Arya.ag hat darauf hingewiesen, dass mögliche Vorteile – darunter schnellere Genehmigungen, niedrigere Kosten und ein breiterer Zugang zu Krediten – im praktischen Einsatz noch nicht belegt sind. Vergleichsdaten zu Bearbeitungszeiten, Kosten oder Genehmigungsquoten wurden bislang nicht veröffentlicht.
Auch die Zahl von 2 Milliarden US-Dollar muss eingeordnet werden. Sie entspricht dem geschätzten Wert der im Netzwerk von Arya.ag gehaltenen Agrarerzeugnisse und nicht dem Umfang der bereits onchain erfassten Kreditvergabe. Weder Arya.ag noch Ava Labs haben Transaktionsvolumina, Details zu Smart Contracts oder die Höhe der in das System eingebrachten Sicherheiten offengelegt. Ein unabhängiges Audit wurde nicht angekündigt.
Der operative Rahmen stützt sich auf das Finternet-Konzept, das Nilekani und der ehemalige Generaldirektor der Bank für Internationalen Zahlungsausgleich, Agustín Carstens, in einem BIS-Arbeitspapier aus dem Jahr 2024 entwickelt haben. Das Konzept sieht vernetzte Finanzökosysteme vor, die Tokenisierung und einheitliche Ledger nutzen. Finternet steuert Regeln für die Kommunikation zwischen Lagerhäusern und Kreditgebern bei, doch Governance-Strukturen, Verfahren zur Streitbeilegung und Richtlinien für den Datenzugang sind weiterhin nicht festgelegt.

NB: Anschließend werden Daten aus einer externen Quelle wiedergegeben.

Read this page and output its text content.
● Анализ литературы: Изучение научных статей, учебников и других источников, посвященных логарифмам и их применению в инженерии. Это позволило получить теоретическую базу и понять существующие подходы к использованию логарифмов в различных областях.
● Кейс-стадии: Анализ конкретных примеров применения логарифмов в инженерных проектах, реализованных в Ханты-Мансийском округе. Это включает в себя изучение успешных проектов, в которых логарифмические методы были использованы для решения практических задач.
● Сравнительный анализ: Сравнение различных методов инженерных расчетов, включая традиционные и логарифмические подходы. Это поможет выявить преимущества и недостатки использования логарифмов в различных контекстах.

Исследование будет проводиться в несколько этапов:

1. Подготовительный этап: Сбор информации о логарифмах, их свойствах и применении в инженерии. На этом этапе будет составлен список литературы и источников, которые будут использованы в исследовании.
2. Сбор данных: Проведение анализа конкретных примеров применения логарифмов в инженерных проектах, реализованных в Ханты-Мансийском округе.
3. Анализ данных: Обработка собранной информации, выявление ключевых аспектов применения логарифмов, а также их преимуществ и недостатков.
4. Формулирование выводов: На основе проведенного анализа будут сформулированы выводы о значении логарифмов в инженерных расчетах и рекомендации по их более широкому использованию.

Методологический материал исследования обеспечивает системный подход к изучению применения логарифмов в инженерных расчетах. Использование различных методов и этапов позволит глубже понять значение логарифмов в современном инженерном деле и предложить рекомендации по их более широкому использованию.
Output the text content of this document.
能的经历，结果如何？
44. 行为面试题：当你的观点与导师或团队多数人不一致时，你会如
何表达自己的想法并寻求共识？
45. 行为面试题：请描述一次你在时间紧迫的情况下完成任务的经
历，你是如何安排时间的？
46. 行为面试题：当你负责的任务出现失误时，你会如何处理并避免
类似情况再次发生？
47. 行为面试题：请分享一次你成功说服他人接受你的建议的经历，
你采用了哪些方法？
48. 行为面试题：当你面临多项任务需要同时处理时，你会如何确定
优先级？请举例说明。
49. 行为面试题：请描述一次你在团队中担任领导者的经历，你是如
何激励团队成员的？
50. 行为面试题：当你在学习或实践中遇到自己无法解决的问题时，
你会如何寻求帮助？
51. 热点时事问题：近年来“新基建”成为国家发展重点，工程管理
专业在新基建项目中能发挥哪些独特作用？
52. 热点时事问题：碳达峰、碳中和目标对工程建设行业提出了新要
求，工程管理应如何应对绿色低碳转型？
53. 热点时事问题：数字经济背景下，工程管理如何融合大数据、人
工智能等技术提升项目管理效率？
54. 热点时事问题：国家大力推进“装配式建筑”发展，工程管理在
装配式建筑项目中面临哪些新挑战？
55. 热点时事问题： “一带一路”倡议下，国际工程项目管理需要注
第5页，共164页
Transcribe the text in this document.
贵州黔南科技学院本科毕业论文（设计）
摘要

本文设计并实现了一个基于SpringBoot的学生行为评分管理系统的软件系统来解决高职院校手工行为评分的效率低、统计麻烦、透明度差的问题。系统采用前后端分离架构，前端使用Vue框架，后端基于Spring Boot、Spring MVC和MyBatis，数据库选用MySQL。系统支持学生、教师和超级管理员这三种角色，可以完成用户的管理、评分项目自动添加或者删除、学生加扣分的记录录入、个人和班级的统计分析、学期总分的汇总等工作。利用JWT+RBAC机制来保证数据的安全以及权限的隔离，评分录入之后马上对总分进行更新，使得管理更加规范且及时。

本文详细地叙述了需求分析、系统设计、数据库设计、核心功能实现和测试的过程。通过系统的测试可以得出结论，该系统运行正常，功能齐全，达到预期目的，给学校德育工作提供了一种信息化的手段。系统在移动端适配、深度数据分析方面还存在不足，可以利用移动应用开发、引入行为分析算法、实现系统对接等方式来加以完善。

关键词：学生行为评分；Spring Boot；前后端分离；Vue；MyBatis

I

Arya.ag bedient Berichten zufolge zwischen 850.000 und 900.000 Landwirte über etwa 12.000 gepachtete Lagerhäuser, die 60 % der indischen Distrikte abdecken. Das Unternehmen erreichte zuvor mithilfe einer KI-gestützten Qualitätsbewertung von Getreide und Satellitenüberwachung Kreditgenehmigungen in weniger als fünf Minuten. Dies deutet darauf hin, dass die Blockchain-Schicht in erster Linie den institutionellen Austausch von Aufzeichnungen verbessern soll und nicht unbedingt eine drastische Beschleunigung der Bearbeitung bezweckt.
Das Projekt verfolgt bei der Tokenisierung realer Vermögenswerte einen institutionenzentrierten Ansatz. Seine praktischen Auswirkungen auf die landwirtschaftliche Finanzierung werden erst messbar, wenn Onchain-Daten und das Ausmaß der Bankbeteiligung öffentlich gemacht werden.